Hiç boş durmaz içeride Nazım. Kader mahkumu çocuk mahpus İbrahim Balaban’a resim yapmayı öğretmekten tutun da, Orhan Kemal’e Fransızca, bir mahkuma marangozluk, bir diğerine felsefe öğretmeye, birkaç dokuma tezgahı satın alıp yokluk çeken ailesine, Çankırı Hapisanesi’nde yatan Kemal Tahir’e, diğer mahpuslara gelir sağlamaya kadar, akla gelecek-gelmeyecek her türlü eylemle aklını ve bedenini diri tutmaya çalışır. Yıllar sonra, Yahya Kemal’in ölümünün ardından Moskova’dan, memlekette bıraktığı o zamanki karısı Münevver’e gönderdiği mektupta, delilik seviyesindeki bu devinimini şuna bağlayacaktır: “Çalışmak lazım, yaşamak için değil, unutmak için, dalıp dalıp gitmemek için, düşünmemek için kötü kötü.”
Nitekim Memleketimden İnsan Manzaraları’nı cezaevi günlerinde yazmaya başlayacaktır. Memleketin taşından toprağından, caddesinden, sokağından, çarşısından, meydanından tramvayından, hastanesinden, parkından bu kadar zaman, bu kadar uzakta nasıl becerir bu insan portrelerini, bu kadar canlı çizmeyi? Gözlemleyerek, ahbaplık edip kendine benzemezleri tanımaya çalışarak. Bu kapalı kutunun içinde tüm bir memleket saklıdır. Tahsillisi, tasdiknamelisi, hırlısı, hırsızı, hülyalısı, avanağı, habisi, safdili…
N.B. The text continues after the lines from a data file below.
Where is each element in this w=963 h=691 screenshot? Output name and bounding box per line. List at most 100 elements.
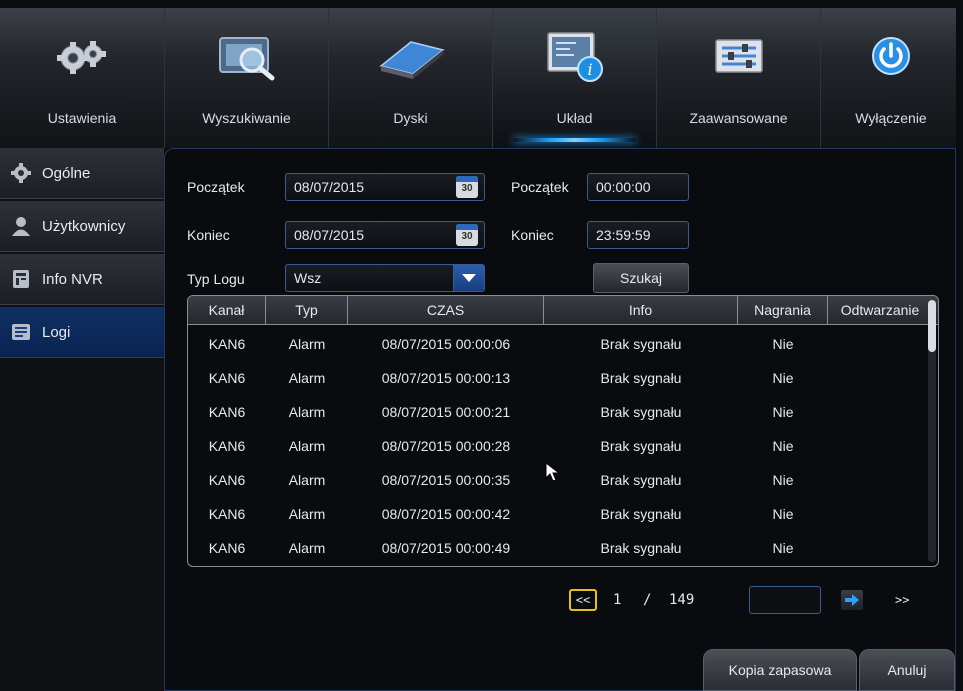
total-pages: 149 (669, 592, 695, 608)
log-panel: Początek 08/07/2015 30 Początek 00:00:00… (164, 148, 956, 691)
top-nav: Ustawienia Wyszukiwanie Dyski i Układ Za… (0, 8, 956, 148)
sidebar-item-label: Logi (42, 323, 71, 341)
tab-ustawienia[interactable]: Ustawienia (0, 8, 165, 148)
power-icon (866, 22, 916, 92)
sidebar-item-label: Info NVR (42, 270, 103, 288)
cell-nagrania: Nie (772, 438, 794, 454)
previous-page-button[interactable]: << (569, 589, 597, 611)
table-row[interactable]: KAN6 Alarm 08/07/2015 00:00:28 Brak sygn… (188, 429, 924, 463)
sidebar-item-ogolne[interactable]: Ogólne (0, 148, 164, 199)
current-page: 1 (613, 592, 622, 608)
end-time-label: Koniec (511, 227, 554, 243)
sidebar: Ogólne Użytkownicy Info NVR Logi (0, 148, 164, 691)
column-header-czas: CZAS (348, 296, 544, 324)
gear-icon (10, 162, 32, 184)
gears-icon (47, 22, 117, 92)
page-separator: / (643, 592, 652, 608)
cancel-button[interactable]: Anuluj (859, 649, 955, 691)
log-type-label: Typ Logu (187, 271, 245, 287)
next-page-button[interactable]: >> (895, 593, 909, 607)
cell-info: Brak sygnału (600, 472, 682, 488)
cell-typ: Alarm (288, 540, 326, 556)
start-time-field[interactable]: 00:00:00 (587, 173, 689, 201)
start-date-field[interactable]: 08/07/2015 30 (285, 173, 485, 201)
cell-info: Brak sygnału (600, 404, 682, 420)
table-row[interactable]: KAN6 Alarm 08/07/2015 00:00:49 Brak sygn… (188, 531, 924, 565)
tab-label: Dyski (393, 110, 428, 126)
calendar-day: 30 (461, 231, 473, 242)
tab-label: Wyłączenie (855, 110, 927, 126)
end-date-value: 08/07/2015 (294, 227, 365, 243)
start-date-value: 08/07/2015 (294, 179, 365, 195)
sliders-icon (704, 22, 774, 92)
log-table: Kanał Typ CZAS Info Nagrania Odtwarzanie… (187, 295, 939, 567)
tab-dyski[interactable]: Dyski (329, 8, 493, 148)
start-time-value: 00:00:00 (596, 179, 651, 195)
search-video-icon (212, 22, 282, 92)
tab-uklad[interactable]: i Układ (493, 8, 657, 148)
cell-typ: Alarm (288, 506, 326, 522)
cell-czas: 08/07/2015 00:00:13 (381, 370, 511, 386)
column-header-nagrania: Nagrania (738, 296, 828, 324)
mouse-cursor-icon (545, 461, 561, 487)
end-time-value: 23:59:59 (596, 227, 651, 243)
end-date-label: Koniec (187, 227, 230, 243)
tab-wyszukiwanie[interactable]: Wyszukiwanie (165, 8, 329, 148)
chevron-down-icon[interactable] (453, 265, 484, 291)
nvr-window: Ustawienia Wyszukiwanie Dyski i Układ Za… (0, 8, 956, 691)
svg-text:i: i (587, 60, 592, 79)
cell-typ: Alarm (288, 472, 326, 488)
cell-nagrania: Nie (772, 472, 794, 488)
cell-czas: 08/07/2015 00:00:06 (381, 336, 511, 352)
cell-typ: Alarm (288, 438, 326, 454)
system-info-icon: i (540, 22, 610, 92)
table-row[interactable]: KAN6 Alarm 08/07/2015 00:00:21 Brak sygn… (188, 395, 924, 429)
calendar-icon[interactable]: 30 (456, 224, 478, 246)
sidebar-item-label: Ogólne (42, 164, 91, 182)
cell-kanal: KAN6 (208, 438, 246, 454)
cell-czas: 08/07/2015 00:00:21 (381, 404, 511, 420)
calendar-icon[interactable]: 30 (456, 176, 478, 198)
start-time-label: Początek (511, 179, 569, 195)
cell-kanal: KAN6 (208, 370, 246, 386)
tab-wylaczenie[interactable]: Wyłączenie (821, 8, 961, 148)
end-time-field[interactable]: 23:59:59 (587, 221, 689, 249)
table-row[interactable]: KAN6 Alarm 08/07/2015 00:00:06 Brak sygn… (188, 327, 924, 361)
tab-label: Układ (556, 110, 593, 126)
cell-info: Brak sygnału (600, 506, 682, 522)
table-header: Kanał Typ CZAS Info Nagrania Odtwarzanie (188, 296, 938, 325)
tab-label: Zaawansowane (689, 110, 788, 126)
table-row[interactable]: KAN6 Alarm 08/07/2015 00:00:13 Brak sygn… (188, 361, 924, 395)
sidebar-item-info-nvr[interactable]: Info NVR (0, 254, 164, 305)
scrollbar-thumb[interactable] (928, 300, 936, 352)
sidebar-item-uzytkownicy[interactable]: Użytkownicy (0, 201, 164, 252)
cell-czas: 08/07/2015 00:00:49 (381, 540, 511, 556)
end-date-field[interactable]: 08/07/2015 30 (285, 221, 485, 249)
calendar-day: 30 (461, 183, 473, 194)
cell-typ: Alarm (288, 404, 326, 420)
cell-info: Brak sygnału (600, 370, 682, 386)
sidebar-item-label: Użytkownicy (42, 217, 126, 235)
cell-info: Brak sygnału (600, 336, 682, 352)
user-icon (10, 215, 32, 237)
tab-label: Ustawienia (47, 110, 117, 126)
cell-kanal: KAN6 (208, 506, 246, 522)
cell-czas: 08/07/2015 00:00:42 (381, 506, 511, 522)
search-button[interactable]: Szukaj (593, 263, 689, 293)
table-row[interactable]: KAN6 Alarm 08/07/2015 00:00:42 Brak sygn… (188, 497, 924, 531)
sidebar-item-logi[interactable]: Logi (0, 307, 164, 358)
cell-czas: 08/07/2015 00:00:35 (381, 472, 511, 488)
cell-info: Brak sygnału (600, 438, 682, 454)
column-header-kanal: Kanał (188, 296, 266, 324)
log-type-select[interactable]: Wsz (285, 264, 485, 292)
cell-nagrania: Nie (772, 404, 794, 420)
backup-button[interactable]: Kopia zapasowa (703, 649, 857, 691)
cell-nagrania: Nie (772, 506, 794, 522)
tab-zaawansowane[interactable]: Zaawansowane (657, 8, 821, 148)
cell-nagrania: Nie (772, 336, 794, 352)
start-date-label: Początek (187, 179, 245, 195)
go-arrow-icon[interactable] (841, 590, 863, 610)
info-icon (10, 268, 32, 290)
page-jump-input[interactable] (749, 586, 821, 614)
column-header-typ: Typ (266, 296, 348, 324)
Şiirin başlangıcında karşımıza çıkan Galip Usta bunlardan biridir: “Zayıf/korkak/burnu sivri ve uzun/yanaklarının üstü çopur/Merdivenlerdeki adam/-Galip Usta-/tuhaf şeyler düşünmekle meşhurdur.” Laz Eyüp Ağa, İlyas Kaptan, Yayalar köylü İbrahim, Balkanlı muhacirler, Azerbaycanlı Şükrü Bey, Çorbacı Mehmet ve daha niceleri. Ve bir de, başka birçok kadına yaptığı gibi onun da kalbini kıracağı ikinci karısı Piraye’den gelen mektuplar. Orhan Kemal, Nazım’dan ona giden şiir gibi mektuplara karşılık duygularını belli etmekte, dile getirmekte pek de mahir olmadığını düşündüğü bu kadının mektup kağıtlarını doldurmak için kaleme aldığı günlük, alelade hadiselerin, şiirde bahsi geçen adamların hikayelerinin kurulmasında, karakterlerinin çizilmesinde büyük payı olduğunu söyler.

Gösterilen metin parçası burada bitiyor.